Indeed, the insurgent leader specifically calls for the "dissolution of the present government and the revoking of the spurious elections and the constitution..."

He also insists that all agreements previously entered into by Iraqi authorities or US forces should be declared null and void.

But there are other points which show that considerable discussion must have gone on within the insurgency movement - possibly involving the group's rival, the Iraqi Islamic Army.

They call, for example, for the disbandment of militias and the outlawing of militia organisations - something the US government has been urging the Iraqi Prime Minister, Nouri al-Maliki, to do for months.

The terms also include the legalisation of the old Iraqi army, an "Anglo-American commitment to rebuild Iraq and reconstruct all war damage" - something the occupying powers claim they have been trying to do for a long time - and integrating "resistance fighters" into the recomposed army.

Al-Jeelani described President George Bush's new plans for countering the insurgents as "political chicanery" and added that "on the field of battle, we do not believe that the Americans are able to diminish the capability of the resistance fighters to continue the struggle to liberate Iraq from occupation ...

"The resistance groups are not committing crimes to be granted a pardon by America, we are not looking for pretexts to cease our jihad... we fight for a divine aim and one of our rights is the liberation and independence of our land of Iraq."

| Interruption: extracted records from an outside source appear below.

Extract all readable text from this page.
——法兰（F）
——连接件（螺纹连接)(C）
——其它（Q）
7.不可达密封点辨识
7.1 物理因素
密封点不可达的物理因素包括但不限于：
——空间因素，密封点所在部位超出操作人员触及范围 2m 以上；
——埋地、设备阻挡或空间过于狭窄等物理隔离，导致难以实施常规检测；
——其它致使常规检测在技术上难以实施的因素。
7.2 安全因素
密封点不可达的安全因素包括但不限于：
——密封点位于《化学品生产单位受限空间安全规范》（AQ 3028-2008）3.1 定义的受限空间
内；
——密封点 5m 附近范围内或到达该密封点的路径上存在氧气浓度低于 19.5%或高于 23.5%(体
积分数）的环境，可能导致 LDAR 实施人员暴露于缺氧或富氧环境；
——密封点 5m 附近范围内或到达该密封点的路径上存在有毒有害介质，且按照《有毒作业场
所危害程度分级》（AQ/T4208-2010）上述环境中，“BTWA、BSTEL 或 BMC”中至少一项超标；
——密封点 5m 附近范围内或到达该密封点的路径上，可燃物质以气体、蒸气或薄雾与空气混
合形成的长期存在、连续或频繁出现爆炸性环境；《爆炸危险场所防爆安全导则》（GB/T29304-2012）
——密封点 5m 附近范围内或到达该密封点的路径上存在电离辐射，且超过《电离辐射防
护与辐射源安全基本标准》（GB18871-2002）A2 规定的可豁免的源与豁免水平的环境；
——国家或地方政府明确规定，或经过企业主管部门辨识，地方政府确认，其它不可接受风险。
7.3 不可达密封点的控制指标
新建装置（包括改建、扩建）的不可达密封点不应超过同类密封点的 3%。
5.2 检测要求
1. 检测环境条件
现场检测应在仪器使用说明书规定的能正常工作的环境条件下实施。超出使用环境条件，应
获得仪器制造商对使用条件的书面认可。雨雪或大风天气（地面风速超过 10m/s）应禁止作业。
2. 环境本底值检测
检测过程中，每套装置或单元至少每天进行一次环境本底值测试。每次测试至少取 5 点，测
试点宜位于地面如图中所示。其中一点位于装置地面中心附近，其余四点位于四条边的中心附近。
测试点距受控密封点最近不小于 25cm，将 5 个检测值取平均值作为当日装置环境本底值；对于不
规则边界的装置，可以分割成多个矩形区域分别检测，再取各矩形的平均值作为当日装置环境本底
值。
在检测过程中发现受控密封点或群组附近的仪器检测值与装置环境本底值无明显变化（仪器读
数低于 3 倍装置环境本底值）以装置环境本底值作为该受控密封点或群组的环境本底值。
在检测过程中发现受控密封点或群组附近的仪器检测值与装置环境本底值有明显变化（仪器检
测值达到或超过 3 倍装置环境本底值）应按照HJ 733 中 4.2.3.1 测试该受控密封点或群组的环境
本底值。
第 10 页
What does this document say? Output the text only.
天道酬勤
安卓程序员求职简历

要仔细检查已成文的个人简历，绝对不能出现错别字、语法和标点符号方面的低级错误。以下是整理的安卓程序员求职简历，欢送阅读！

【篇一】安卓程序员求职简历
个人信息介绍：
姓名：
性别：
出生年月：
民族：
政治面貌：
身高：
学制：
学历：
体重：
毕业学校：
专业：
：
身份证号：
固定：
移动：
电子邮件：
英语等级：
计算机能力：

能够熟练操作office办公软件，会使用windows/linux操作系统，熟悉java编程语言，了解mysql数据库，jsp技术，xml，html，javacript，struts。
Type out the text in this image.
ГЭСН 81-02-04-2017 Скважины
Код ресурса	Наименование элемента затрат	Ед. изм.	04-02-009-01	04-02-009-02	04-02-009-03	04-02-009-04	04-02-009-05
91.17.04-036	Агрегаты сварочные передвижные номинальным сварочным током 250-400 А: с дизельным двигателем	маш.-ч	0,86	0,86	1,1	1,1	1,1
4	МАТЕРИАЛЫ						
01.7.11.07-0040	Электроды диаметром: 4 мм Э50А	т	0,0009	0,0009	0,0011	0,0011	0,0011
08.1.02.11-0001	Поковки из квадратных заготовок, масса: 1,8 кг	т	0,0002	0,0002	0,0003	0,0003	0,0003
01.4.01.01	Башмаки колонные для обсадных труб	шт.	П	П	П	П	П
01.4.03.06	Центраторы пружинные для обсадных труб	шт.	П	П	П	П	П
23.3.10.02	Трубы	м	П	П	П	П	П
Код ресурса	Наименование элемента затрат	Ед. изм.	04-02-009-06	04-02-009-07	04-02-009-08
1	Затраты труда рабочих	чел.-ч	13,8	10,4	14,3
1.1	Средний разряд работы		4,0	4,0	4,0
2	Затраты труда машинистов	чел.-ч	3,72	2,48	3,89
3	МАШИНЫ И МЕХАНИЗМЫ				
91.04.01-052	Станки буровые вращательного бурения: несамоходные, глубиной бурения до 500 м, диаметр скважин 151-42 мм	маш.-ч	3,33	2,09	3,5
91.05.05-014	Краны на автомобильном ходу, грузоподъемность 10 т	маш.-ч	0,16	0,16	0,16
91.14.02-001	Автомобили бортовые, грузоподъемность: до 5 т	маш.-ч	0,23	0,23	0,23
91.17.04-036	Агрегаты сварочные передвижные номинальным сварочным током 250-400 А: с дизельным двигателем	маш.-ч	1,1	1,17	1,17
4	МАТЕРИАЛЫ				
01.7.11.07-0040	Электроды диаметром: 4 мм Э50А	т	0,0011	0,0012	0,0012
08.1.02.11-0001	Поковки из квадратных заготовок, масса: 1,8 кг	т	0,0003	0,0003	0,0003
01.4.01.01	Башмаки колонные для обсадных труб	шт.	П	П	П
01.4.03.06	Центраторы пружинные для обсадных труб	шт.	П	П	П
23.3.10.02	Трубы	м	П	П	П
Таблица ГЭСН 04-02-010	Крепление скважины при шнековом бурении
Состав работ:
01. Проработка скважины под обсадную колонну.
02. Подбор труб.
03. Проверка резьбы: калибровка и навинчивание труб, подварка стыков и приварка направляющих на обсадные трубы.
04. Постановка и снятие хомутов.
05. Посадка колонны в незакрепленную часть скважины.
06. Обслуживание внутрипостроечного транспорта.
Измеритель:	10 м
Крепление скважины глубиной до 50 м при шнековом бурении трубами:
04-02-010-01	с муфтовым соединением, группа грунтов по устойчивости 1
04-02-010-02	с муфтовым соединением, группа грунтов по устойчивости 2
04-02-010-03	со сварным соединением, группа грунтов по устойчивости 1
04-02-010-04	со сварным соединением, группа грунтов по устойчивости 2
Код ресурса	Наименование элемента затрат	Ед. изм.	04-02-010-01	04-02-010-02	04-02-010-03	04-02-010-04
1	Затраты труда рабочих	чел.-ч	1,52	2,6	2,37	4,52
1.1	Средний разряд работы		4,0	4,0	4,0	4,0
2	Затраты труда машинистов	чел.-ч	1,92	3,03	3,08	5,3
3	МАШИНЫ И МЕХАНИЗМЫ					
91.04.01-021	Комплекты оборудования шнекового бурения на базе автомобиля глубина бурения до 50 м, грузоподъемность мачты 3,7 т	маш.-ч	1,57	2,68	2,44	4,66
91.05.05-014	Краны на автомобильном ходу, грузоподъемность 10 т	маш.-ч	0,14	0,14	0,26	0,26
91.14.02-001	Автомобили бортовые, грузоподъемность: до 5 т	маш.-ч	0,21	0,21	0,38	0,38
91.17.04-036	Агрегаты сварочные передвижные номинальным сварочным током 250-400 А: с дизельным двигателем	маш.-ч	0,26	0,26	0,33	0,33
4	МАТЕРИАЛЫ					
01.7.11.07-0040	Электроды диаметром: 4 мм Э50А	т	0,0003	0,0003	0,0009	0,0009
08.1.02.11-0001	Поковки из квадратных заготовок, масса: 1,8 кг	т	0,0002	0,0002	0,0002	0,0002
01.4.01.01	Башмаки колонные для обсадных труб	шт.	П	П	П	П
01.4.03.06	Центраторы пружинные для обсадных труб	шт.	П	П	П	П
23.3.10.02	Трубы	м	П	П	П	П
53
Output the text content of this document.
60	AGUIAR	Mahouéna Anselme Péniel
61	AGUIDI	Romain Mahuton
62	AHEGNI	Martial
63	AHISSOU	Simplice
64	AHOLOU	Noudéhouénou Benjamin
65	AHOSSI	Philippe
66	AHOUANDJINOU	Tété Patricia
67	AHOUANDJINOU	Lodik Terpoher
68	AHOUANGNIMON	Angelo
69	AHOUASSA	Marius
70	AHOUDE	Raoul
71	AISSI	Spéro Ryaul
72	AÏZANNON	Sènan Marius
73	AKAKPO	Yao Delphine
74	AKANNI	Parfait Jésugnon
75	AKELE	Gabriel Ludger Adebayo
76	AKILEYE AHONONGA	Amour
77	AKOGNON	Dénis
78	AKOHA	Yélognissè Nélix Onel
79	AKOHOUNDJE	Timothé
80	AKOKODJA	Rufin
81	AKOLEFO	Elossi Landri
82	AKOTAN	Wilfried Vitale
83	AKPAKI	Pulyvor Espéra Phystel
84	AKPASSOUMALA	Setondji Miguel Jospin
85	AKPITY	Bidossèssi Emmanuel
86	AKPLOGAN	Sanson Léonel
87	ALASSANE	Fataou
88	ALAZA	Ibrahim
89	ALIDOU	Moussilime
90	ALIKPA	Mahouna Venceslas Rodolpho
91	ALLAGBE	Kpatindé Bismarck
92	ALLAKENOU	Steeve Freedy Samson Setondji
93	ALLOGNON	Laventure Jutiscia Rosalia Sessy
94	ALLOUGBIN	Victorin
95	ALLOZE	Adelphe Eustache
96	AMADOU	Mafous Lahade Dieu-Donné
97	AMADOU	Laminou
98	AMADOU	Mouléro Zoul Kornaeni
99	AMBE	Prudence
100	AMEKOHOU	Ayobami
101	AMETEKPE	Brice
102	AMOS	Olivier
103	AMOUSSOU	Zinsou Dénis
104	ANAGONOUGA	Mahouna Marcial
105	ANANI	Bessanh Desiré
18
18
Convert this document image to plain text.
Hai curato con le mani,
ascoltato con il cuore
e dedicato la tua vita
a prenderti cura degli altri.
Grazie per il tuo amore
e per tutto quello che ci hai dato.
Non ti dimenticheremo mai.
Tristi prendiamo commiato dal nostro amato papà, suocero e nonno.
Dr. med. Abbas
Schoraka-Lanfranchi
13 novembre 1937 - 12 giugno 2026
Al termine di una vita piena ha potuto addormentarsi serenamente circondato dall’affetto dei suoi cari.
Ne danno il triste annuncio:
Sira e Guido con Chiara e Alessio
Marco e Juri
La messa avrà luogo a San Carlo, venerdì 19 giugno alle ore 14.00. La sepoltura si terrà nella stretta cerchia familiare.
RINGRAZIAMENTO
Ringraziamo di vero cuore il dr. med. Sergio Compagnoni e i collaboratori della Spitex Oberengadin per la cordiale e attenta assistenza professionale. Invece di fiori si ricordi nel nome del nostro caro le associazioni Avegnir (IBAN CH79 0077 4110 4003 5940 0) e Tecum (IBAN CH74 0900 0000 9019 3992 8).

There will, the group says, be no negotiations with Mr Maliki's government because they consider it "complicit in the slaughter of Iraqis by militias, the security apparatus and death squads". But they do call for the unity of Iraq and say they "do not recognise the divisions among the Iraqi people".

It is not difficult to guess any American response to those proposals. But FLN [National Liberation Front] contacts with France during the 1954-62 war of independence by Algeria began with such a series of demands - equally impossible to meet but which were eventually developed into real proposals for a French withdrawal.

What is unclear, of course, is the degree to which al-Jeelani's statement represents the collective ideas of the Sunni insurgents. And, ominously, no mention is made of al-Qa'ida.